Ketika seseorang mampu berpikir secara abstrak (atau “secara formal”, dalam
pengertian Piaget), keyakinan etis bergeser dari penerimaan atas apa yang
dipercayai oleh komunitas ke proses pembentukan keyakinan komunitas. Fokus baru
merupakan Tahap 5, etika kontrak sosial. Sekarang suatu tindakan, kepercayaan,
atau praktik adalah baik secara moral jika diciptakan melalui proses yang adil dan
demokratis yang menghormati hak-hak orang yang terkena dampak. Perhatikan,
misalnya, undang-undang di beberapa daerah yang mewajibkan pengendara sepeda
motor memakai helm. Dalam arti apa hukum tentang perilaku ini etis? Apakah itu dibuat
dengan berkonsultasi dengan dan mendapatkan persetujuan dari orang-orang yang
relevan? Apakah pengendara sepeda dikonsultasikan, dan apakah mereka memberikan
persetujuan? Atau bagaimana dengan dokter atau keluarga pesepeda? Individu yang
masuk akal dan bijaksana tidak setuju tentang seberapa teliti dan adil konsultasi
iniproses seharusnya. Dalam memusatkan perhatian pada proses-proses di mana
hukum diciptakan; namun, individu berpikir menurut Tahap 5, etika kontrak sosial,
terlepas dari posisi yang mereka ambil tentang pemakaian helm. Dalam pengertian ini,
kepercayaan di kedua sisi perdebatan tentang suatu masalah kadang-kadang bisa
masuk akal secara moral, bahkan jika mereka saling bertentangan.

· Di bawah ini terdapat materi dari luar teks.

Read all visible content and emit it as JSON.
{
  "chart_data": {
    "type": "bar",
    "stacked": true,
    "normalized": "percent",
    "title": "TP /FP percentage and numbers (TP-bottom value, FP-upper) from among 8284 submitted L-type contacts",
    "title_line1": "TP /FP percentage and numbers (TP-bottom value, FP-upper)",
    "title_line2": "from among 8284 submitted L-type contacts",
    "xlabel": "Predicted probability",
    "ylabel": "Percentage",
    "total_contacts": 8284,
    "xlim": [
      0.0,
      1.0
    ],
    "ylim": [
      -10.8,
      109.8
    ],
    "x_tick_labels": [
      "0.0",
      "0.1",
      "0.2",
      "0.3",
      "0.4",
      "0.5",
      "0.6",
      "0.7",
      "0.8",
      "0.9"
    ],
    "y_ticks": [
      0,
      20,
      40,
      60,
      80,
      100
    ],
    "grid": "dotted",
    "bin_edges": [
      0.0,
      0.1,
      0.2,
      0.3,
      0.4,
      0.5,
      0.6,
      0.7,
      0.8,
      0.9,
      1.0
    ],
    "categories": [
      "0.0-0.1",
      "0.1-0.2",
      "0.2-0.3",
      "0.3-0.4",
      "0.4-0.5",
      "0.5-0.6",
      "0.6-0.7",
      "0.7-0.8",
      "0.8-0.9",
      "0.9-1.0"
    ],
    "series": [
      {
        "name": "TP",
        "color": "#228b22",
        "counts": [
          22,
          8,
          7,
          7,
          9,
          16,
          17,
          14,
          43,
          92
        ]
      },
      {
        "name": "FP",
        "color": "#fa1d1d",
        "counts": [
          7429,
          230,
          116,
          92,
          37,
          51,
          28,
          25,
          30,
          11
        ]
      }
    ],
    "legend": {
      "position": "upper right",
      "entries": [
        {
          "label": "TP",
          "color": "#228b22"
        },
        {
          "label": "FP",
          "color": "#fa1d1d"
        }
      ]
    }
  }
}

Dilema Heinz adalah contoh yang sering digunakan untuk membantu kita memahami
tahapan perkembangan moral Kohlberg. Bagaimana Anda akan menjawab dilema ini?
Kohlberg tidak tertarik pada apakah Anda menjawab ya atau tidak untuk dilema
tersebut: Sebaliknya, dia tertarik pada alasan di balik jawaban Anda.
Di Eropa, seorang wanita hampir mati karena jenis kanker khusus. Ada satu obat yang
menurut dokter bisa menyelamatkannya. Itu adalah bentuk radium yang baru-baru ini
ditemukan oleh seorang apoteker di kota yang sama. Pembuatan obat itu mahal, tetapi
apoteker itu meminta bayaran sepuluh kali lipat dari biaya pembuatan obat itu. Dia
membayar $200 untuk radium dan menagih $2.000 untuk dosis kecil obat tersebut.
Suami wanita yang sakit itu, Heinz, pergi ke semua orang yang dia kenal untuk
meminjam uang, tetapi dia hanya bisa mengumpulkan sekitar $1.000, setengah dari
biayanya. Dia memberi tahu apoteker bahwa istrinya sedang sekarat dan memintanya
untuk menjualnya lebih murah atau membiarkannya membayar nanti. Tetapi apoteker
berkata: "Tidak, saya menemukan obat itu dan saya akan menghasilkan uang darinya."
Jadi Heinz putus asa dan masuk ke toko pria itu untuk mencuri obat untuk istrinya.
Haruskah suami melakukan itu? (Kohlberg, 1969, hlm. 379)
Dari sudut pandang teoretis, tidak penting apa yang menurut peserta harus dilakukan
oleh Heinz. Teori Kohlberg berpendapat bahwa pembenaran yang ditawarkan peserta
adalah apa yang signifikan, bentuk tanggapan mereka. Di bawah ini adalah beberapa
dari banyak contoh kemungkinan argumen yang termasuk dalam enam tahap:
Tahap empat (hukum dan ketertiban): Heinz tidak boleh mencuri obat
karena hukum melarang pencurian, menjadikannya ilegal. ATAU Heinz
harus mencuri obat untuk istrinya tetapi juga mengambil hukuman
yang ditentukan untuk kejahatan tersebut serta membayar apoteker
apa yang menjadi hutangnya. Penjahat tidak bisa berkeliaran begitu
saja tanpa mengindahkan hukum; tindakan memiliki konsekuensi.